J.P. Morgan's piece says, "Taking our bill supply forecast into consideration as well as incorporating MMFs' behavior on the back of Fed expectations into our fair value model, this would seem to suggest that Libor-OIS has room to modestly widen between now and year-end.... On a macro level, this is consistent with our derivative strategists' expectations for FRA/OIS.... Tacking on our views on the Fed and EFFR, we look for 3mL to end the year at 2.90%."

It explains, "What are the risks to this view? Tax repatriation is a wildcard. For now, corporations are building liquidity in their cash portfolios by investing in money market instruments as a parking place for cash. However, at some point, buybacks, dividends, and other corporate purposes may prompt corporates to draw down this cash."

JPM adds, "While we believe that this will likely have a limited impact on the front end, as cash inflows from excess cash from operations and maturities of longer-term securities could also be used towards shareholder activities, to the degree the corporations decide to accelerate their returns to shareholders, this increases the risk of a greater drawdown, and MMFs running an even shorter duration profile."

They write, "There's also the issue of European MMF reform which is supposed to come into place on January 21, 2019 for existing funds. In general, we are not expecting significant redemptions to take place out of offshore USD prime MMFs. European regulators have ruled that offshore prime MMFs, which are currently CNAV, can convert to either a low volatility prime MMF (LVNAV) or a variable prime MMF (VNAV)."

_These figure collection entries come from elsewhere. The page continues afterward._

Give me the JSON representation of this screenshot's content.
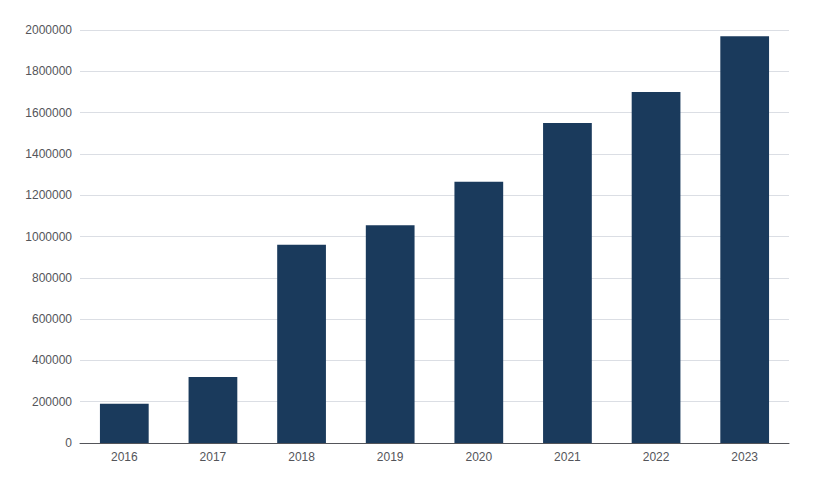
{
  "chart_data": {
    "type": "bar",
    "categories": [
      "2016",
      "2017",
      "2018",
      "2019",
      "2020",
      "2021",
      "2022",
      "2023"
    ],
    "values": [
      190000,
      320000,
      960000,
      1055000,
      1265000,
      1550000,
      1700000,
      1970000
    ],
    "color": "#1a3a5c",
    "ylim": [
      0,
      2000000
    ],
    "yticks": [
      0,
      200000,
      400000,
      600000,
      800000,
      1000000,
      1200000,
      1400000,
      1600000,
      1800000,
      2000000
    ],
    "grid": true
  }
}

The piece continues, "Government MMFs remain CNAV. Furthermore, liquidity fees and gates would be applied to both government CNAV and prime LVNAV MMFs. As a result, we suspect shareholders will likely stay put, as opposed to moving their cash from prime MMFs to government MMFs. However, to the degree that it prompts some outflows before the end of the year, this could also encourage offshore prime MMFs to further shorten their duration profile."

J.P. Morgan Securities comments, "MMF inflows should continue. Throughout the course of this year, MMF flows have been atypical relative to years past. YTD, MMFs have seen outflows of $49bn, compared to $96bn of outflows that normally occur by this time of year.... Not surprisingly, most of the flows have been driven by institutional MMFs, and little by retail MMFs."

They explain, "Part of the story is likely tax repatriation related, as corporations look to build more liquidity in their cash portfolios in anticipation of putting the cash to use in the near-term. But another part of it is likely due to deposits being repositioned in the financial system, driven either by banks looking to shed more non-operational institutional deposits or by corporations looking to pick up extra yield."

The piece tells us, "This makes sense: as the Fed has continued to raise rates, yields on MMFs are increasingly getting more competitive with bank deposit rates. Relative to deposit betas, MMF yields are much more sensitive to Fed rate hikes.... It's not surprising then that when we compare the year-over-year growth rate in institutional MMFs and institutional deposits over the past year, the growth rate of institutional deposits has slowed while that of institutional MMFs has increased recently."

Finally, they write, "Looking ahead to 2H18, as the Fed continues to raise rates, we suspect depositors will feel more compelled to shift their deposits into the money markets. To this end, we wouldn’t be surprised if we see overall MMF balances increase in 2H18, above and beyond the seasonal inflows that would typically take place during this time period, creating demand for money market products. Over the past six years, MMFs have seen on average about $150bn of inflows in 2H."